Great, you say, but why are you telling us this?
Well, I got to thinking about the sociocultural dynamics of the laundromat. It is an interesting place in that it brings a cross section of people who don't normally associate with each other in a place where they expose some of their most intimate things and are captive by necessity.
Doesn't it seem that it is the necessities of life that draw disparate individuals together. It can't really be called a community, as there is no sense of unity among the group, anything that can cause group cohesion and the only common thread is that the place has something that all these people seem to need for one reason or another. It is really not a group, but a collection of individuals.
That causes me to question the notion, first proffered by Ancient Greeks like Aristotle, that man is an inherently a social animal. Philosophers from Plato and Aristotle to the Thomist Schoolmen to Machiavelli and Hobbes and Locke and Rousseau have confronted this issue. It was only really Rousseau who questioned if society was good for us (he didn't think so, but he had a hard time proving it). In fact, that is one of the central questions of the human condition, namely what is the "atomic" unit of human life, the group or the individual?
I have always very much leaned on the side of the individual, but that is not to say that I think all people should be loners. Some of our associations we choose (family, friends, even work to a certain extent) and others we do not (usually situations where we are under coercion of some sort). In many ways, these situations that we do not choose are of necessity and as I mentioned before, cannot really be considered a group of any kind.
How does this relate to the laundromat? Well, it is really one of these very situations of unchosen association. Some might view that scene as proof of the alienation that all of us who live in supposed urban isolation confront every day. I really don't see it as that.
I see it as proof that the best associations we all have are those that we make the individual choice to form, out of some need. It is one of the features of "commodious living" that we all enjoy (in this country, at least).

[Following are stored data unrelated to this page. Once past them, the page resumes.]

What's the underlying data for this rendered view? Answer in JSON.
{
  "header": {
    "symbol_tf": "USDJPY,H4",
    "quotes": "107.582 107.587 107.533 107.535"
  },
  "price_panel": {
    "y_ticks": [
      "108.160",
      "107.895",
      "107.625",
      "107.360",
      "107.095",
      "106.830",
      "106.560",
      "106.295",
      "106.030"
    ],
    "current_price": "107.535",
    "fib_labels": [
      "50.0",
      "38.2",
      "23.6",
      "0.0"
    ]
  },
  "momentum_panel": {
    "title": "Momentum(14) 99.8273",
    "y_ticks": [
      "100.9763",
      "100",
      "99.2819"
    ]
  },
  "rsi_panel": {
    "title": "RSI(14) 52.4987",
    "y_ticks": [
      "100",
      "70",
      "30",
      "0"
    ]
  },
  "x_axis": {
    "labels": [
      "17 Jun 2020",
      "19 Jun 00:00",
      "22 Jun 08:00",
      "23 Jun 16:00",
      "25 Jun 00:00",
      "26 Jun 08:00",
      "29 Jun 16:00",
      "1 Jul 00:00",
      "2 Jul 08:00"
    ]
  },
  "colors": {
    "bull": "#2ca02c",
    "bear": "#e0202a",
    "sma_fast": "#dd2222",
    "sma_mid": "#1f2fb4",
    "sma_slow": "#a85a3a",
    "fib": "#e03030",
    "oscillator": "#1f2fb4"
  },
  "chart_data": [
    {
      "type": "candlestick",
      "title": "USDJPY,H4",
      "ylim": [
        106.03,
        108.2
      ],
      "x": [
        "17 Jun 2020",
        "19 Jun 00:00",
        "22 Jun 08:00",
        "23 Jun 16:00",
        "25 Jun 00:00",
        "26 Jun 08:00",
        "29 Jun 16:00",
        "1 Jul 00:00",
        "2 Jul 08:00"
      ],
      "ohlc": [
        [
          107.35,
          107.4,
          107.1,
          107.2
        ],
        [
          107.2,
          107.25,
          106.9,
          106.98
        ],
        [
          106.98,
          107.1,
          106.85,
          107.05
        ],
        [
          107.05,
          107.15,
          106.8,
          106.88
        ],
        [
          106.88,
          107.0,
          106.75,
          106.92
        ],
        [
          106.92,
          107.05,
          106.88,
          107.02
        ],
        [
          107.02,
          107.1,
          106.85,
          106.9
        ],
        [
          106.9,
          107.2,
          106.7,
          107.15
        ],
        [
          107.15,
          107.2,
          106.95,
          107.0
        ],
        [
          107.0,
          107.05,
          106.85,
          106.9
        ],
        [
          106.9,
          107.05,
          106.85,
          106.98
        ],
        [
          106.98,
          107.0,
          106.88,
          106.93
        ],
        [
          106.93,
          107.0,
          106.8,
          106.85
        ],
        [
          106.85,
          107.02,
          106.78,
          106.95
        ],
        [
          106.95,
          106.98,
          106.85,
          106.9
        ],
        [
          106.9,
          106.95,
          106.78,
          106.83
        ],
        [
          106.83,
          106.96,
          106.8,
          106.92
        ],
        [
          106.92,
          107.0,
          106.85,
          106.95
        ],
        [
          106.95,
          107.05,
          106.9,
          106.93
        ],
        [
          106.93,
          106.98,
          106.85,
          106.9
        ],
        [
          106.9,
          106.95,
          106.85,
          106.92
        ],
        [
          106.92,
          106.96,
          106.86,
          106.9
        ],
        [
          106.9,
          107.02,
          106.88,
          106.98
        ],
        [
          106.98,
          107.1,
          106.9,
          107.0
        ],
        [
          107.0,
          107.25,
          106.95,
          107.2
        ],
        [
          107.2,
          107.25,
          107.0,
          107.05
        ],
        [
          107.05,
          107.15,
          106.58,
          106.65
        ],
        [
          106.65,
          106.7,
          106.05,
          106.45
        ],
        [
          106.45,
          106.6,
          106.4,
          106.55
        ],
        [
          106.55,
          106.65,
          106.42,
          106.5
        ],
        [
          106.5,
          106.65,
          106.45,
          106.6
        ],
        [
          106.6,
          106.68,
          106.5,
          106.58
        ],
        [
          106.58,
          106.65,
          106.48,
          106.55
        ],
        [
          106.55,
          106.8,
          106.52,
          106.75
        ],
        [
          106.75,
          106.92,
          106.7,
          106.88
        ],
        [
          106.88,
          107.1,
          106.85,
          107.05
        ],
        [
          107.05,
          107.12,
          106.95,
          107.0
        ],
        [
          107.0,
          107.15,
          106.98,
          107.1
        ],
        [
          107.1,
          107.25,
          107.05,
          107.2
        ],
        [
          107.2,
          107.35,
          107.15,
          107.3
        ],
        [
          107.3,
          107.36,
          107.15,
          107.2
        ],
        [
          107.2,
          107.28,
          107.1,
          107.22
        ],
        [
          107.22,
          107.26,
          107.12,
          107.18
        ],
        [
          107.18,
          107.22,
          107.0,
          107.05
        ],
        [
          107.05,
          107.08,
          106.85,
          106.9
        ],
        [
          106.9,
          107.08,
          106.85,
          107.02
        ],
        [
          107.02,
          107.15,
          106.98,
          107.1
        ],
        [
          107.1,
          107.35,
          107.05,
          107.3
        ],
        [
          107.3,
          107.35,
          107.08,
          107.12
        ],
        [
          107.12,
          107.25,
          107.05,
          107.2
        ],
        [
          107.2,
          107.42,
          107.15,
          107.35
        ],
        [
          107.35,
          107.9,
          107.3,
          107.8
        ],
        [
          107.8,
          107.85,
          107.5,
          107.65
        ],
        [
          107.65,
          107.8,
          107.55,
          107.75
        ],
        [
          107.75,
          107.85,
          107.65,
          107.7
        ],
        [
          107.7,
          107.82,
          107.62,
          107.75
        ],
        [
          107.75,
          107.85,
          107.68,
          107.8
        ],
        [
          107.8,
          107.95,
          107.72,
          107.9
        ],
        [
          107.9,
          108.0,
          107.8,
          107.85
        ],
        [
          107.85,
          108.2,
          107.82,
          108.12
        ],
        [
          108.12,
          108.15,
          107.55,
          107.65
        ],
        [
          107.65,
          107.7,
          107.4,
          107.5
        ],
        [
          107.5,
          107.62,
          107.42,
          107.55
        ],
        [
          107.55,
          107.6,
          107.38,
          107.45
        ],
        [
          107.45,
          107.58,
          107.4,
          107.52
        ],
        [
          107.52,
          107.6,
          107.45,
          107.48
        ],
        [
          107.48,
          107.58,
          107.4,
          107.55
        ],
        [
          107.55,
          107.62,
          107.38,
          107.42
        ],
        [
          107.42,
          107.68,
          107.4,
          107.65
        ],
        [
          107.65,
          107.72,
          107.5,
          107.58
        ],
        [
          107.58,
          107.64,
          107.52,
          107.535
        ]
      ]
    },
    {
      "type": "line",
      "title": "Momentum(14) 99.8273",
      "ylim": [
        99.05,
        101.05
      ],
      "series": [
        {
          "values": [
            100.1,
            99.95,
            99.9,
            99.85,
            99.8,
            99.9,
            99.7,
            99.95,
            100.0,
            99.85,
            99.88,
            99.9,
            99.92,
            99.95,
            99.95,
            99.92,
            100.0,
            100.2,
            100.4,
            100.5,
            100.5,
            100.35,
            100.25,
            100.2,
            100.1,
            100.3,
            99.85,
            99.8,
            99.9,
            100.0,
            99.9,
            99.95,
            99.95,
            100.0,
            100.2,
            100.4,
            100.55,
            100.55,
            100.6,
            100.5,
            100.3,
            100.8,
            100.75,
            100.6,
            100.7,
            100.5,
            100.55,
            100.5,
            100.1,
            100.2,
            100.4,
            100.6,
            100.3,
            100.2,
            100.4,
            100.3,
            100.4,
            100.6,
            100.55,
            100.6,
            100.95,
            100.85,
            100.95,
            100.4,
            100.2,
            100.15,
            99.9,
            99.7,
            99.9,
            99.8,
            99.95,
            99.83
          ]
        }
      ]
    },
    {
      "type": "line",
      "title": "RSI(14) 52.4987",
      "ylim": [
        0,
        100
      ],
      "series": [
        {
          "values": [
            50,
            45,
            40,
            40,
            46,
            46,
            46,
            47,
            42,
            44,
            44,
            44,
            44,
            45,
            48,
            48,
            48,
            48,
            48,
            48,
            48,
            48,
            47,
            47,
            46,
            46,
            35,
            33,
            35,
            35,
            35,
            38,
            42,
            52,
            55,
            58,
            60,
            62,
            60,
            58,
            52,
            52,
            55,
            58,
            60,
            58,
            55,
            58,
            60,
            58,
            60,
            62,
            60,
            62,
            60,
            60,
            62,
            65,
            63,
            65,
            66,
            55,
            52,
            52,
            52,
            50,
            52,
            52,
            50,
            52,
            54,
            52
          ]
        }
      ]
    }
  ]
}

I also see it as the vindication of that most elusive right, that right that the Supreme Court has never been able to define - the right to privacy. The best thing I ever heard on this score was actually from a former Supreme Court Justice, Felix Frankfurter. He defined the right to privacy as the right to be left alone. I could strike up a conversation with any of the "laundromat people," but I choose not to. I respect their right to be left alone and would never think of infringing on it.
There are a lot of situations that I find myself in where people don't respect this right. On the bus, in line anywhere, when I am eating alone outside. I have never understood what drove these people to begin talking to complete strangers. Most of the time, if not all the time, I just wish people would keep their comments to themselves and go about their business and let me do the same.
I feel in these situations, a personal right of mine is being violated. I and I alone choose the people that I associate with and no-one should presume that I want anything to do with them. Don't listen to my conversations, don't comment on my purchases, don't tell me about your grandkids. I don't really care.
Does this make me a cold, aloof and cruel person. To some, perhaps. I happen to think that the nicest people can do for each other is to leave each other alone to pursue their own paths.
Some people like being alone. I have always been one of these people. Maybe the preceeding commentary says more about me than a particular view of the world, but it is worth considering.
All of this because I forgot my book at home. I promise it won't happen again.
If it does happen again, I might tell you, I might not. Up to me really, isn't it?